Redundancies may have only been delayed by job-saving tactics

Bold measures to save jobs such as shorter working weeks and pay freezes may have just delayed redundancies rather than limited them, HR experts have warned.

The Bank of England’s quarterly inflation report last week found the recession had grown deeper than expected, with the pace of recovery likely to be slow. The latest unemployment figures also showed the number of people out of work had continued to rise to 2.43 million, on track to reach an estimated three million next year.

John Philpott, chief economist at the Chartered Institute of Personnel and Development (CIPD), told Personnel Today steps taken to reduce staff pay to limit job losses may have just delayed the inevitable if the economy fails to recover at a quicker rate.

“If an organisation holds onto people and is not making redundancies, then it eats into company profits,” he said. “A firm can tolerate that for a while if it thinks demand for its goods and services will return, but if not, then a second wave of redundancies is expected later this year.”

He added: “This means there will be the same amount of job cuts, but they will be spread rather differently if we get the anaemic style of recovery that’s on the cards.”

Richard Lambert, director-general of the CBI, said: “As the Bank of England suggested, it is possible that pay moderation may have only delayed, rather than limited, further increases in unemployment.”

The CIPD warned the labour market was in deepening distress, continuing to shed jobs at an “alarming” rate and with the genuine level of joblessness already above 4.5 million, when taking into account those classed as economically inactive.

Firms including KPMG, Jaguar Land Rover, JCB and Ryanair all opted to reduce working hours or implement pay freezes earlier this year in a bid to save jobs and hang on to key talent.

At KPMG, nearly 1,500 staff have so far taken up the firm’s offer of working four days a week rather than five, or to take between four and 12 weeks’ holiday at 30% pay – already saving the firm £2.3m in staff costs between March and July.

Dave Condor, people director at KPMG, told Personnel Today: “We do believe that this is a route to save jobs, when it is combined with re-training, redeployment and other options in the firm.
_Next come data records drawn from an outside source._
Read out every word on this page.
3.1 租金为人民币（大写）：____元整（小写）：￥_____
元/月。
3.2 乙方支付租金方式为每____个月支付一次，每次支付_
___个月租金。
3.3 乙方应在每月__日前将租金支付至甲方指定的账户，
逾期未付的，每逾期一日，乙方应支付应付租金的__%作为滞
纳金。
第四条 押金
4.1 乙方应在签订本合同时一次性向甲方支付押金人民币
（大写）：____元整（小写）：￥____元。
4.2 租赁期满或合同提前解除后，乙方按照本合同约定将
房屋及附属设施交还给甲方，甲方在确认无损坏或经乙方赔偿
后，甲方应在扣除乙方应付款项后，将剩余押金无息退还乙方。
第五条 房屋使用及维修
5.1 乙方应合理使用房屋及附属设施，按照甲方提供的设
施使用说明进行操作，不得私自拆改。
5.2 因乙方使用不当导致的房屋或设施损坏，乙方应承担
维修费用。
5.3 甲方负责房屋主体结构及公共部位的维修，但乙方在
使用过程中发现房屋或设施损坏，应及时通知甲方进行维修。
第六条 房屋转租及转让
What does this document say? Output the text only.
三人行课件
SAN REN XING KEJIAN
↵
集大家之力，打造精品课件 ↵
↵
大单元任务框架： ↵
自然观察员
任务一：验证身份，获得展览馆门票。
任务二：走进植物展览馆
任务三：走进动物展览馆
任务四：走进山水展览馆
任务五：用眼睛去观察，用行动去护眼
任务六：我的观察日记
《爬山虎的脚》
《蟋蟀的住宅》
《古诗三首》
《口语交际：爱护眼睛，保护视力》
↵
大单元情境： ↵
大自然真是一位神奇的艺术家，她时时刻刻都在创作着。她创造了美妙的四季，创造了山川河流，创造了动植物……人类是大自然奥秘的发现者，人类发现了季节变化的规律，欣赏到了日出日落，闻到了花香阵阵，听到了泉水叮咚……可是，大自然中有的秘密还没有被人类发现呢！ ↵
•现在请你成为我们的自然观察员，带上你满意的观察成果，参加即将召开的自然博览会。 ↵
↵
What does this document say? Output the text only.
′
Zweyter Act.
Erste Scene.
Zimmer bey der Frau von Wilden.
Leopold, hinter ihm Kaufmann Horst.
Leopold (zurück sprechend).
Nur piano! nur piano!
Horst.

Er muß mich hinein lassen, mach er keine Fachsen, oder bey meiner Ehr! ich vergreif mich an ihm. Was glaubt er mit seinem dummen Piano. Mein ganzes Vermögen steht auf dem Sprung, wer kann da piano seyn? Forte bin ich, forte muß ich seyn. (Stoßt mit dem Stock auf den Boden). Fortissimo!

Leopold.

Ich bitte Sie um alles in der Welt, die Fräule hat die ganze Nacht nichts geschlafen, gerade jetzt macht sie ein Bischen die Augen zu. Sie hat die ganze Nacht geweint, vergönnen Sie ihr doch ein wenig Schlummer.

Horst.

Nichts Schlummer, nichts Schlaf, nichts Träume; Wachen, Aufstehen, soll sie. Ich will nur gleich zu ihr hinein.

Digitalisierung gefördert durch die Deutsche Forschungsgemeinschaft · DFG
These things together have undoubtedly saved jobs for us.”

Earlier this year, Jaguar’s HR director Des Thulby confirmed the car maker would have had to have made more job cuts if it wasn’t for implementing shorter working weeks and pay freezes.

Philpott agreed shorter working weeks had worked for some companies “up to now”. However, he stressed that even those companies with good intentions could be forced to get rid of staff if economic conditions failed to recover quickly.